The beauty of solutions like acupuncture is to assist in the pharmaceutical crises harming treatment access to countless patients worldwide. Strict pain management regulations and long waitlists make many wait too long before obtaining relief. Acupuncture could alleviate these struggles by adding more options to the medical pool. Many want to avoid surgery or prescriptions with long-lasting negative side effects. This makes suggestions like acupuncture rather enticing.

Why Has Health Care Avoided Acupuncture Until Now?

What is acupuncture’s history in medicine? It is a highly researched treatment method, though even top health care authorities claim not to know exactly how it works. Myths run rampant, claiming acupuncture is everything from magic to financial scams.

These claims invalidate valuable efforts to crystallize acupuncture in health care. Medical professionals in the last 50 to 100 years were preferential to pharmaceuticals and other methods they claimed were more consistent or better studied in more robust clinical trials.

Yet, a study of 6,376 participants with chronic pain said the acupuncture provided a year or more of relief. This is one of many. Other successful studies showed positive impacts on people with depression, seasonal allergies and smoking habits. Some health care researchers are curious if some of this might be a placebo effect. Others compare the so-called advantages of acupuncture to fields like chiropractic assistance and massage therapy — for better and for worse.

Regulating agencies can’t seem to agree on if they think acupuncture is effective. The inconsistency has manifested with inadequate oversight and varying licensing requirements from region to region. Though U.S. authorities, like the FDA, regulate single-use needles, some of the most prominent complications from bad acupuncture are related to improper needle use and care.

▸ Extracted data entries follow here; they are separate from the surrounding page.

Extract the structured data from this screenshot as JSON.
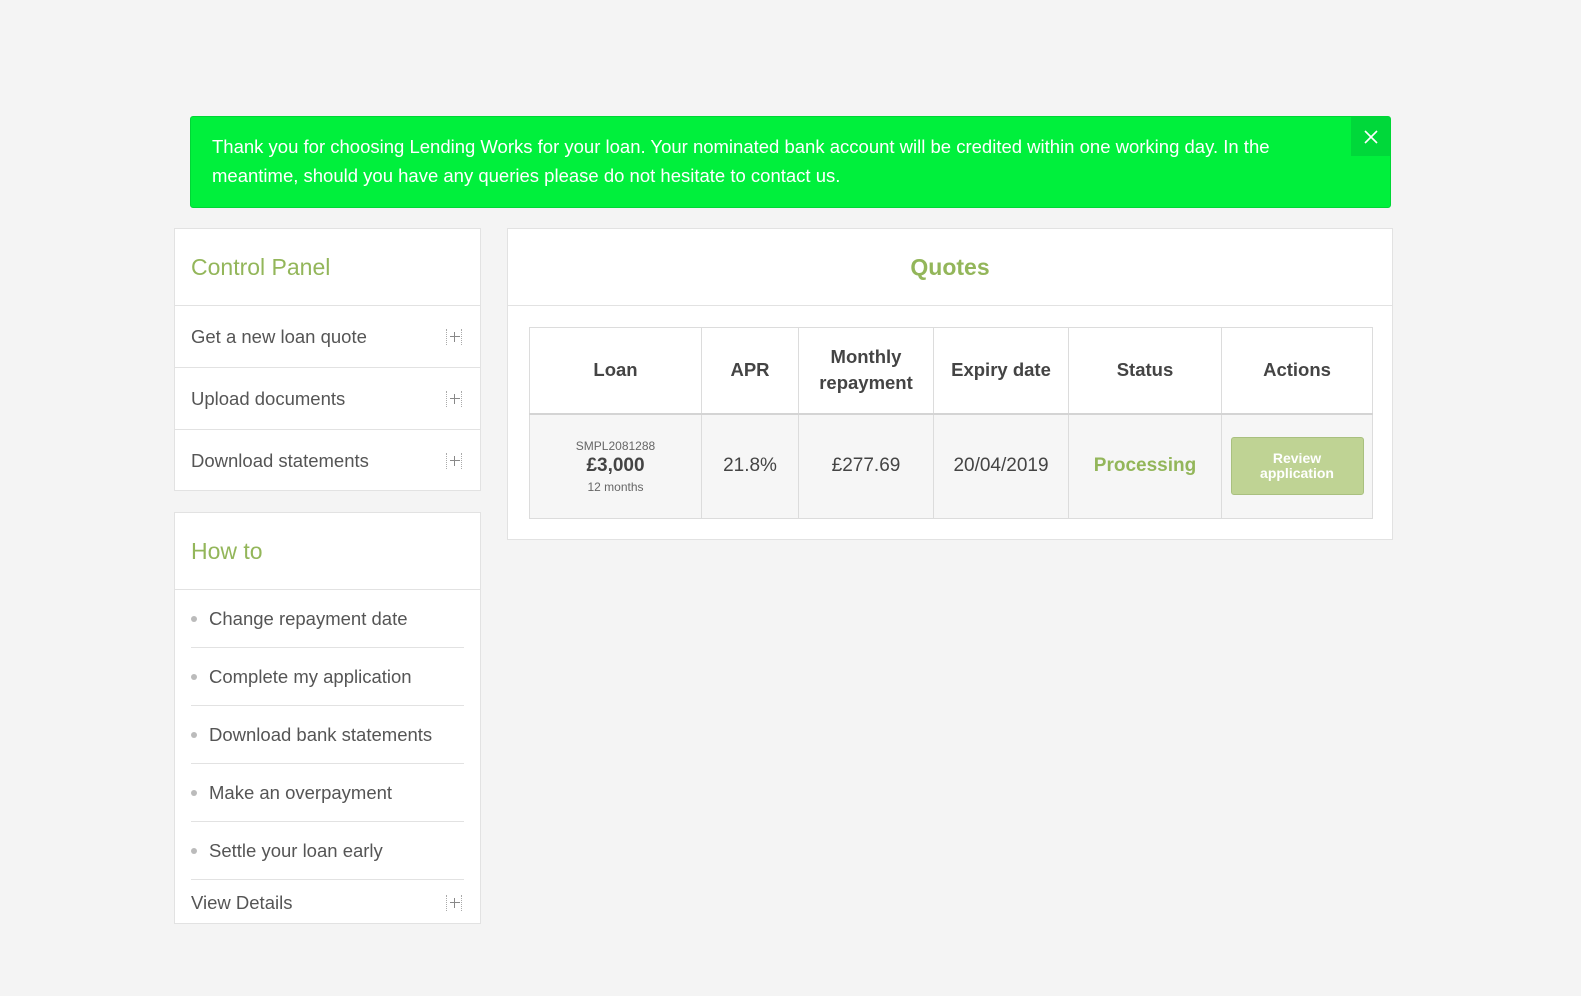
{
  "alert": {
    "message": "Thank you for choosing Lending Works for your loan. Your nominated bank account will be credited within one working day. In the meantime, should you have any queries please do not hesitate to contact us.",
    "close_icon": "close-icon",
    "background": "#00f03c"
  },
  "control_panel": {
    "title": "Control Panel",
    "items": [
      {
        "label": "Get a new loan quote",
        "icon": "expand-plus-icon"
      },
      {
        "label": "Upload documents",
        "icon": "expand-plus-icon"
      },
      {
        "label": "Download statements",
        "icon": "expand-plus-icon"
      }
    ]
  },
  "how_to": {
    "title": "How to",
    "items": [
      {
        "label": "Change repayment date"
      },
      {
        "label": "Complete my application"
      },
      {
        "label": "Download bank statements"
      },
      {
        "label": "Make an overpayment"
      },
      {
        "label": "Settle your loan early"
      }
    ],
    "view_details": "View Details"
  },
  "quotes": {
    "title": "Quotes",
    "columns": [
      "Loan",
      "APR",
      "Monthly repayment",
      "Expiry date",
      "Status",
      "Actions"
    ],
    "rows": [
      {
        "reference": "SMPL2081288",
        "amount": "£3,000",
        "term": "12 months",
        "apr": "21.8%",
        "monthly_repayment": "£277.69",
        "expiry_date": "20/04/2019",
        "status": "Processing",
        "action_line1": "Review",
        "action_line2": "application"
      }
    ]
  },
  "colors": {
    "accent": "#93b65a",
    "alert_green": "#00f03c",
    "button": "#bfd394",
    "background": "#f4f4f4"
  }
}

This could spread infections or injure tissues and organs, leading to distrust in medical systems. The hesitancy is a major reason many Western health insurance companies do not cover acupuncture, making it a luxury form of care for many in the Western world. The financial barrier may be a crucial factor in why acupuncture has less data.

Taking a Stab

Medical professionals must do everything in their power to verify the effectiveness of every potential health care secret. Acupuncture’s tenure should make it a fairly high priority. With it catching on with more people, research numbers might fill out. This would bring more clarity to the field and maybe unlock why acupuncture is or isn’t effective in the medical industry. Until then, the health care sector is dipping its toes into countless buckets and seeing where the needles stick with the greatest impact.